Friday, June 17, 2011
He's developing so fast... part of me is excited to see the transformation. The other part of me is a bit sad that my little boy is getting so independent. He hasn't been a baby for a long time, and it's clear that he isn't a toddler anymore either... *sigh...
I've enjoyed each stage of the kids' development. I can say that now. When I was in the middle of some stages it wasn't so much fun. But looking back is always a treasure. It feels good to laugh about some things that were significantly less funny at the time.
I don't remember the potty training thing for Gavin being so easy. I know I didn't help that... we didn't have a strict routine. We were too laid back for a quick transition from diaper to undies. Part of that was my doing. At the time, we weren't expecting other children. So as crazy as it sounds, I didn't mind all of the diapers. I didn't necessarily want that to come to an end.
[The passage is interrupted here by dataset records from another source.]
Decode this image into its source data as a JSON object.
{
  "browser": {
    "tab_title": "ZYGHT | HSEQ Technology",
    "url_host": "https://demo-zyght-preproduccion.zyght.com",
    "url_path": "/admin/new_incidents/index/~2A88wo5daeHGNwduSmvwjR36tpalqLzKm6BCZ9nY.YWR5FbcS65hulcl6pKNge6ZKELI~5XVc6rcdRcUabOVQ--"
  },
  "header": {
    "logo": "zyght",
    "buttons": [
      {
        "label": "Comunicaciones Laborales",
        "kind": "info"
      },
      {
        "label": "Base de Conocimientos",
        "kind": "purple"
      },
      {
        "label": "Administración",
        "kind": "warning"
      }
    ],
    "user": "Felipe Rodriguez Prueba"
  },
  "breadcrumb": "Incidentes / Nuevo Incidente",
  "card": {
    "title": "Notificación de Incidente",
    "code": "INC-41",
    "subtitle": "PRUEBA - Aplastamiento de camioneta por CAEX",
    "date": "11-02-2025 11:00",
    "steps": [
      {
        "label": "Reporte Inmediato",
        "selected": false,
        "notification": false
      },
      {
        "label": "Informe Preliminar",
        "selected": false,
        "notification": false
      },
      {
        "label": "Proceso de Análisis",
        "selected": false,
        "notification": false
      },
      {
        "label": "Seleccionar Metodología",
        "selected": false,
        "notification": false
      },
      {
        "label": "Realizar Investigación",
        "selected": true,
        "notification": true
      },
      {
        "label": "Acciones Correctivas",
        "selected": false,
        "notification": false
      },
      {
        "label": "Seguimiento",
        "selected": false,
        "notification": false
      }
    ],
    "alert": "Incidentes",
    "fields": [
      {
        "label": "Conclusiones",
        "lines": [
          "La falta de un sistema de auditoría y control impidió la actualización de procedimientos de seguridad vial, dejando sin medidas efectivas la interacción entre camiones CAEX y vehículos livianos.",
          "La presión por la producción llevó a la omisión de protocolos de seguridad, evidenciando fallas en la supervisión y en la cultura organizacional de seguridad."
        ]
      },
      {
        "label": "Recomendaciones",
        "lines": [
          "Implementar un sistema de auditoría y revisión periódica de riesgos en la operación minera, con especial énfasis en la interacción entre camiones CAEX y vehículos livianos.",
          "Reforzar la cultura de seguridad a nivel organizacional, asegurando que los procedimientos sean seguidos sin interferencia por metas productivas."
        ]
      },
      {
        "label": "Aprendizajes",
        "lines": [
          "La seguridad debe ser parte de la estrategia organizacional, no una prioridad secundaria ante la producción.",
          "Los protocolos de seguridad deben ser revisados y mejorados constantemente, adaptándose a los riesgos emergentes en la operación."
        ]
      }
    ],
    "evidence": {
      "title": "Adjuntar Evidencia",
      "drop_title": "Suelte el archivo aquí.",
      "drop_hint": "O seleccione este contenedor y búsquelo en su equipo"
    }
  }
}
For Benett, the routine at the Center has made the transition much quicker. He's become quite independent about the potty. He can take care of most things on his own. (Although I like to be in the room to make sure that no funny business is going on... and because watching him try to put his undies back on is always good for a laugh.)
I think I'm being brave about this transition for Benett. I'm not so sure how I'll feel when it's Ellie's turn... I'm still content for her to be my baby, and when that ends... well... I'm not sure how I'll feel.